Besonders ärgerlich ist, dass dabei Fakten völlig ignoriert werden. Der Vortrag des Tübinger Kriminologen hat deutlich gezeigt: Die Kriminalität in Reutlingen ist im Vergleich zu 2015 nicht signifikant gestiegen. Natürlich gibt es Orte, an denen man genauer hinschauen muss, das bestreitet niemand. Aber das rechtfertigt keine pauschalen Schuldzuweisungen und schon gar keine Hetze. Anstatt nach Lösungen für echte Probleme zu suchen, vereinfacht die AfD komplexe Zusammenhänge, bis sie ins eigene Weltbild passen. So entsteht kein Zusammenhalt, sondern Spaltung.
Ja, Reutlingen verändert sich – wie jede Stadt im Laufe der Zeit. Menschen mit unterschiedlichen Hintergründen leben, arbeiten und engagieren sich hier. Diese Vielfalt ist keine Bedrohung, sondern ein Zeichen einer offenen und lebendigen Stadt, auf die wir stolz sein können. Über 160 Nationen bereichern unser Reutlingen. Eine Stadt ohne diese Menschen wäre unvorstellbar – sie sind unsere Nachbarn, Kolleginnen, Freunde, Partner und Familienmitglieder.
Dass sich Frauen nachts unsicher fühlen, ist eine berechtigte Sorge. Die Ursachen liegen aber meist woanders: bei schlecht beleuchteten Wegen, dunklen Ecken oder zu wenigen Nachtangeboten im ÖPNV. Diese Probleme löst man nicht, indem man Menschen mit Migrationsgeschichte zu Sündenböcken macht.

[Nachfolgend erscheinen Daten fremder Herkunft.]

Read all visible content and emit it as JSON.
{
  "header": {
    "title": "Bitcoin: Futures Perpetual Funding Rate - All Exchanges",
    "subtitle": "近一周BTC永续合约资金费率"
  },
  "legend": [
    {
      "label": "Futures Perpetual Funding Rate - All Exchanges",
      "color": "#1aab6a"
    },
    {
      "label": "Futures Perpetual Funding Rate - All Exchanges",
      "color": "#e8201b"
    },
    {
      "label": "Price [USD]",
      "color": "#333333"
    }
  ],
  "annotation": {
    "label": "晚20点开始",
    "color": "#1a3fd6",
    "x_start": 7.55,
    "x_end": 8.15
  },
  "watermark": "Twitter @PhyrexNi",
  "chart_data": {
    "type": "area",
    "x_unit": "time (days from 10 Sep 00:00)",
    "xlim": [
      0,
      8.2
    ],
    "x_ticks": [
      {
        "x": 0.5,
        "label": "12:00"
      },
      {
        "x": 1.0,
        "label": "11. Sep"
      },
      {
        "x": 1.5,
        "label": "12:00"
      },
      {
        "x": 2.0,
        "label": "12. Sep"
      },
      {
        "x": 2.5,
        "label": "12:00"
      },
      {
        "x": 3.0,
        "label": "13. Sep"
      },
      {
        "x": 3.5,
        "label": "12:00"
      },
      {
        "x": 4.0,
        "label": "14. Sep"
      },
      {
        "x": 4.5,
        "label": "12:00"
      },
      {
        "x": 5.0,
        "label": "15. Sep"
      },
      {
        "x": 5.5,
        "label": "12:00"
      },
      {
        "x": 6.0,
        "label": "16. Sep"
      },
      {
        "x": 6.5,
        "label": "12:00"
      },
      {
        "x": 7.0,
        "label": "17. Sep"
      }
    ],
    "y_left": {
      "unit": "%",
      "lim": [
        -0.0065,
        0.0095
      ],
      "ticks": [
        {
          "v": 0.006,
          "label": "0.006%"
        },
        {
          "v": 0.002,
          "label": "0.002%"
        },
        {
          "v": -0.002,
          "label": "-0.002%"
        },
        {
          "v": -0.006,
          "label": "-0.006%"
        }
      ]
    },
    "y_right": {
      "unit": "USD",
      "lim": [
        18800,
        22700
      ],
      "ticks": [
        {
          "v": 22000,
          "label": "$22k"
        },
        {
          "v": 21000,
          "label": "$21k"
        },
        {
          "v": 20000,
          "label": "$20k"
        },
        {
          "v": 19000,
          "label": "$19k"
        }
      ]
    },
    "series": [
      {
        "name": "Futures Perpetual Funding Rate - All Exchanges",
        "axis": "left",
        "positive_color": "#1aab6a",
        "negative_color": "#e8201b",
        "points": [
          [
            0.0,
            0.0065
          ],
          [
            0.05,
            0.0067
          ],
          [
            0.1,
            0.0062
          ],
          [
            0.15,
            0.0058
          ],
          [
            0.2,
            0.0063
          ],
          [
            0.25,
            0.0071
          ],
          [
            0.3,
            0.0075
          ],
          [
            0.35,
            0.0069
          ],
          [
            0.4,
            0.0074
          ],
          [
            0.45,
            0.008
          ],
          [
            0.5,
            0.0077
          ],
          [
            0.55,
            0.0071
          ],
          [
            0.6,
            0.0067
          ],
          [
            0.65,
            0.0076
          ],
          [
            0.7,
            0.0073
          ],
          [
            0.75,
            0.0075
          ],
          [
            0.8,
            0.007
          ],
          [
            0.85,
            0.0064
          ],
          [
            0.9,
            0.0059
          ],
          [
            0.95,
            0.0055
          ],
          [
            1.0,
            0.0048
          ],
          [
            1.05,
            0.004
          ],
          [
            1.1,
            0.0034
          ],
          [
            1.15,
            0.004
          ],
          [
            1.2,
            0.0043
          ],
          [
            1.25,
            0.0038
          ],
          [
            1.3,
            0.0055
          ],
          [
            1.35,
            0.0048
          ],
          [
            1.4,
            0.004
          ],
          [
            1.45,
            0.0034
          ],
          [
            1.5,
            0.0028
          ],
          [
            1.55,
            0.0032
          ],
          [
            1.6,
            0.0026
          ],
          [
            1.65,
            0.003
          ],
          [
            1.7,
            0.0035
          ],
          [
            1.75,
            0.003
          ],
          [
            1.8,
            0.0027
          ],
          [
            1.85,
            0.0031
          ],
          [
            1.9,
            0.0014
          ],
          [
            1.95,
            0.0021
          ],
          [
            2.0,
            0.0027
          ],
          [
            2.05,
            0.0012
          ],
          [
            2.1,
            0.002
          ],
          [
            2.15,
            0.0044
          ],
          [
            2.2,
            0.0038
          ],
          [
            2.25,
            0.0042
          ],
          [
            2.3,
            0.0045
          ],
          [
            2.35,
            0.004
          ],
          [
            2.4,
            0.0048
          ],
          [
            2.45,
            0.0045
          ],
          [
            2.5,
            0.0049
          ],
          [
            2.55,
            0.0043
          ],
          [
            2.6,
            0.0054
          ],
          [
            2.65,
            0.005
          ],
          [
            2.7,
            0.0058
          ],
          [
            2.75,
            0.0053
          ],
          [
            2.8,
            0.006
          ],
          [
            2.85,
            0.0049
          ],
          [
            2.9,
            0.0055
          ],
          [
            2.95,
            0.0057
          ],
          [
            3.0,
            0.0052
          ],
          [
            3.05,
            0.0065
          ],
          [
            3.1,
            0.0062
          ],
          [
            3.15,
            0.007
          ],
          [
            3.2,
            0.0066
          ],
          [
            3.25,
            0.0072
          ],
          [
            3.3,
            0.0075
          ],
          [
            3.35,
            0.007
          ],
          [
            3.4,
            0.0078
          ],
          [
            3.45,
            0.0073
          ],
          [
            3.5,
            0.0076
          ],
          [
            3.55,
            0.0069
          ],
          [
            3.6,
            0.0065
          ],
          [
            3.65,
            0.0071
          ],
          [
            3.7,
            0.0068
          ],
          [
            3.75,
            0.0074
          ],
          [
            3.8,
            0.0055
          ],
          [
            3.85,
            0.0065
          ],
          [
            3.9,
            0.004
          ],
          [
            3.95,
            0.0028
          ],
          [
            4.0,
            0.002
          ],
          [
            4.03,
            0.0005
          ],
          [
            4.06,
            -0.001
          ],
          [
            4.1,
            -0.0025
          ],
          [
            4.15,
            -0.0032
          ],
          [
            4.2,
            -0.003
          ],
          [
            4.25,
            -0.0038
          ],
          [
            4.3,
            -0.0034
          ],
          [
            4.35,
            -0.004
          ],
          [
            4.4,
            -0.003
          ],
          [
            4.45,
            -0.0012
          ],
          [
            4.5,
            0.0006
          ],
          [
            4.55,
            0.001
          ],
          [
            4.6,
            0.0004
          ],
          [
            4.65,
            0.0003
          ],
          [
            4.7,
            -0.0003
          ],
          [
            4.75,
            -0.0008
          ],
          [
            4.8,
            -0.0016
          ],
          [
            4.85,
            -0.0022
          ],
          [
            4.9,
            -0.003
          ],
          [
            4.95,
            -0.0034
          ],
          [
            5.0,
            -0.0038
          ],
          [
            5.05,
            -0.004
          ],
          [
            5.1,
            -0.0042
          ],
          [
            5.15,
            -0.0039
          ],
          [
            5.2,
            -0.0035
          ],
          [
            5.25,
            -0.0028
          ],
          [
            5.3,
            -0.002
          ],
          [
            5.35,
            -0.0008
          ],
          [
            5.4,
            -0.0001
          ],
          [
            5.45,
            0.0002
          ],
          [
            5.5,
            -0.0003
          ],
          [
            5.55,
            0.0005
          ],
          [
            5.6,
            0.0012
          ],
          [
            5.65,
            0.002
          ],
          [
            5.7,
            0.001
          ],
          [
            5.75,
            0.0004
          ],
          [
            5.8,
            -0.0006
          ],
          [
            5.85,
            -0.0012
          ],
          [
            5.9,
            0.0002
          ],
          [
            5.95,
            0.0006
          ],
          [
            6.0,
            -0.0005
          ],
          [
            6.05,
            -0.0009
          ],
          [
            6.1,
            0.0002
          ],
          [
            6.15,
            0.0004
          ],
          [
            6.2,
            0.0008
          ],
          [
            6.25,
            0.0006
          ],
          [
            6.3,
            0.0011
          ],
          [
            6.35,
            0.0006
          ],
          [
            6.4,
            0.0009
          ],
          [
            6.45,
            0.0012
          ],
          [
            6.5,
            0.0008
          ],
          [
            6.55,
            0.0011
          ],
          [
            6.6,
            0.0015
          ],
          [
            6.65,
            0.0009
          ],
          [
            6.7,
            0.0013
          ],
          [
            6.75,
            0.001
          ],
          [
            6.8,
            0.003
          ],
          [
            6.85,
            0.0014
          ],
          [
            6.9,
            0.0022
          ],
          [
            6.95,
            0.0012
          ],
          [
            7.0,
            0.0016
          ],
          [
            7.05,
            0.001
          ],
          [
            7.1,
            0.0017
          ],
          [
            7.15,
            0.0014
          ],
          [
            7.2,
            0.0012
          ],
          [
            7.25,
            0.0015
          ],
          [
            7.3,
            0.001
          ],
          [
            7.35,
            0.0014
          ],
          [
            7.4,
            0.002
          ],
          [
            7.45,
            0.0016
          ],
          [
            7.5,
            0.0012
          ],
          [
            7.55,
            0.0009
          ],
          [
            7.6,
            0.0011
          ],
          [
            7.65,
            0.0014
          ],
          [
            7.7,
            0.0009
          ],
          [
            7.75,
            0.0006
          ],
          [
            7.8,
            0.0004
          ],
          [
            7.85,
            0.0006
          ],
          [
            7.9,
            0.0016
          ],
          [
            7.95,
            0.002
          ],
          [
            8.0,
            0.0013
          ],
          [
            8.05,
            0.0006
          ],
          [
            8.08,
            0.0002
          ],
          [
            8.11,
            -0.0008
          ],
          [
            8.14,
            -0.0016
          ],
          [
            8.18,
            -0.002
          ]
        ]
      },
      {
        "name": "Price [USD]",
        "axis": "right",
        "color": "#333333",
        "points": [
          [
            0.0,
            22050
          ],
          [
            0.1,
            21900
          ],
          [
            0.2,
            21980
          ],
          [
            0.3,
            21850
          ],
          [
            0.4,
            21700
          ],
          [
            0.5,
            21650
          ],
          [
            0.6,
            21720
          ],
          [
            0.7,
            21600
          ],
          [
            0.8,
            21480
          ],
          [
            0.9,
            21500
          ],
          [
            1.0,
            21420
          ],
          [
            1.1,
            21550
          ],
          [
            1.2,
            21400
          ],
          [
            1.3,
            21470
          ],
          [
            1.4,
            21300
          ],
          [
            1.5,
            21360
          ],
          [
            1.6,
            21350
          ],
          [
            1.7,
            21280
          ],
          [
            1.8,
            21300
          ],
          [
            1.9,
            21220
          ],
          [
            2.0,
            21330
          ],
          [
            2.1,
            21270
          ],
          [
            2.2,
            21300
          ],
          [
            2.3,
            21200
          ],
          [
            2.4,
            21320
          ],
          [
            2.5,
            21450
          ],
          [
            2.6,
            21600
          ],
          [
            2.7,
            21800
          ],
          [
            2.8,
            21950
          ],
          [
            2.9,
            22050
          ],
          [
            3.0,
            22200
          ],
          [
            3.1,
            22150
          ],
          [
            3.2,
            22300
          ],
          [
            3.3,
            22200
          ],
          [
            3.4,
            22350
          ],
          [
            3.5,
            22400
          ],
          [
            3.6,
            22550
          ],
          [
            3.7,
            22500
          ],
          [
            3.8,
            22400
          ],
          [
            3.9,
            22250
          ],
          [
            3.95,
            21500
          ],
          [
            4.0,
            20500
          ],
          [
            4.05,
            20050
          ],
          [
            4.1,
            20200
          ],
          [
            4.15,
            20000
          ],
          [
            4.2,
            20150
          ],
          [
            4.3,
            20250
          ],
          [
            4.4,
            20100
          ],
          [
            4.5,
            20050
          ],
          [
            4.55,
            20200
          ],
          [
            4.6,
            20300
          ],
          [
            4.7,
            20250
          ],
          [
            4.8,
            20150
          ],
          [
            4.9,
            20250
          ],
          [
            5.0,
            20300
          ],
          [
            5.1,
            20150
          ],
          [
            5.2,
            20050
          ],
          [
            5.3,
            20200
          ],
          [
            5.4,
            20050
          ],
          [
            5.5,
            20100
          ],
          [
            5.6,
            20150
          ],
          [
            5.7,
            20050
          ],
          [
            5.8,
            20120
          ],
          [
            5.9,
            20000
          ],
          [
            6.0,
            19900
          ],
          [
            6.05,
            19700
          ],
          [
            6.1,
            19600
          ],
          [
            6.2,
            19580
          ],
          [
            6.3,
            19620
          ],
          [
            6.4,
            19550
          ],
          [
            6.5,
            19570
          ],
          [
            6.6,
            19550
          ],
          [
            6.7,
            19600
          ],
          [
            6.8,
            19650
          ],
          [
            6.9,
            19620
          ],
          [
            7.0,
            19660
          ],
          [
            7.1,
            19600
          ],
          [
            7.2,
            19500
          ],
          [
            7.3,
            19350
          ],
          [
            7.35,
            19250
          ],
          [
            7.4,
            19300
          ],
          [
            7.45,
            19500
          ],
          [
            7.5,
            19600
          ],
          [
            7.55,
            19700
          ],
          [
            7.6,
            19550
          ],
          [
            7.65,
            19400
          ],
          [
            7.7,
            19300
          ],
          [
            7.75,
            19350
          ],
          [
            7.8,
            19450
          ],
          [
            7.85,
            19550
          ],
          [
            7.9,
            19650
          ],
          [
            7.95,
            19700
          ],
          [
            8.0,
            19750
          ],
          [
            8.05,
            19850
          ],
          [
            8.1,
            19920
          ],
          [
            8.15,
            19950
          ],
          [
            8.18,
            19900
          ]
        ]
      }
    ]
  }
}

Die AfD behauptet, die CDU habe mit der Grenzöffnung 2015 »das Land verändert«. Das stimmt – aber anders, als sie meint. Hunderttausende Menschen suchten damals Schutz vor Krieg und Verfolgung und Deutschland zeigte Menschlichkeit. Viele dieser Menschen leben heute hier, arbeiten, zahlen Steuern und engagieren sich für andere.
Wer Reutlingen liebt, sorgt dafür, dass sich alle hier sicher und zuhause fühlen – unabhängig von Herkunft, Religion oder Hautfarbe. Was unsere Stadt nicht braucht, sind Spaltung und Panikmache. Wir brauchen Zusammenhalt und den Mut, Verantwortung zu übernehmen, statt Angst zu schüren.